If successful their scheme would have resulted in Marshall’s gaining entry to the Residential Drug Abuse Program in prison, and potential early release from custody. Brettschneider tasked his part-time paralegal, Reginald Shabazz-Muhammad, with the job of writing the fraudulent letter, and co-defendant Charles Gallman acted as the middle man between Marshall and Brettschneider.

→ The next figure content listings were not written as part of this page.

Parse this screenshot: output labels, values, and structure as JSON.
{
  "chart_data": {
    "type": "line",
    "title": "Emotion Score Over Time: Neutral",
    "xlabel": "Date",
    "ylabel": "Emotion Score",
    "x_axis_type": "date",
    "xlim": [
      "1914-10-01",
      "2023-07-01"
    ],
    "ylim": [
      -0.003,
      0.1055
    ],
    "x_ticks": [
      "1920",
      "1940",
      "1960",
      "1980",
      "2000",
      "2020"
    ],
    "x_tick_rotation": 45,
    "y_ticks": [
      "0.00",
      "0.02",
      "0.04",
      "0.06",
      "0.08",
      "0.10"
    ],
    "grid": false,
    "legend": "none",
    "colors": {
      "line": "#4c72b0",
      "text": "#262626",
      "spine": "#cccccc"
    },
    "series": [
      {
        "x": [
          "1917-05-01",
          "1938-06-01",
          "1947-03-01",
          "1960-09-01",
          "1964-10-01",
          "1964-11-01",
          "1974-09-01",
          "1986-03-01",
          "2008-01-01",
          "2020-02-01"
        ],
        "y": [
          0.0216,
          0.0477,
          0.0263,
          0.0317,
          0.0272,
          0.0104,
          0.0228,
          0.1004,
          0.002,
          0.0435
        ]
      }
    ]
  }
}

Court-authorized wiretaps revealed the defendants talking to Marshall on a smuggled cell phone in prison, discussing what the letter should state to ensure Marshall’s acceptance into the program. Gallman, a resident of Queens, predicted the letter would “knock a year off his sentence” and doubted that the BOP would be “scrutinizing it that much.” As it turned out, the BOP did scrutinize it, and requested that Marshall submit progress reports on his past treatment, according to court filings.
“Brettschneider has now been held accountable for breaking the law he had been sworn to uphold,” U.S. Attorney for the Eastern District of New York Richard P. Donoghue said. “This office is committed to prosecuting those who defraud federal programs.
Donoghue extended his appreciation to the FBI, which led the investigation, and thanked the Queens District Attorney’s office for their assistance in the case.
Marshall pleaded guilt to conspiracy to make false statements, and was sentenced on October 6, 2018 to three years’ probation and a fine of $1,500. Shabazz-Muhammad, also from Queens, pleaded guilty to making false statements, and was sentenced on January 30, 2019 to to years’ probation and a fine of $1,000.
Gallman pleaded guilty to conspiracy to make false statements and to violating the Travel Act for bribing a witness, and was sentenced on March 20, 2019 to three years’ imprisonment.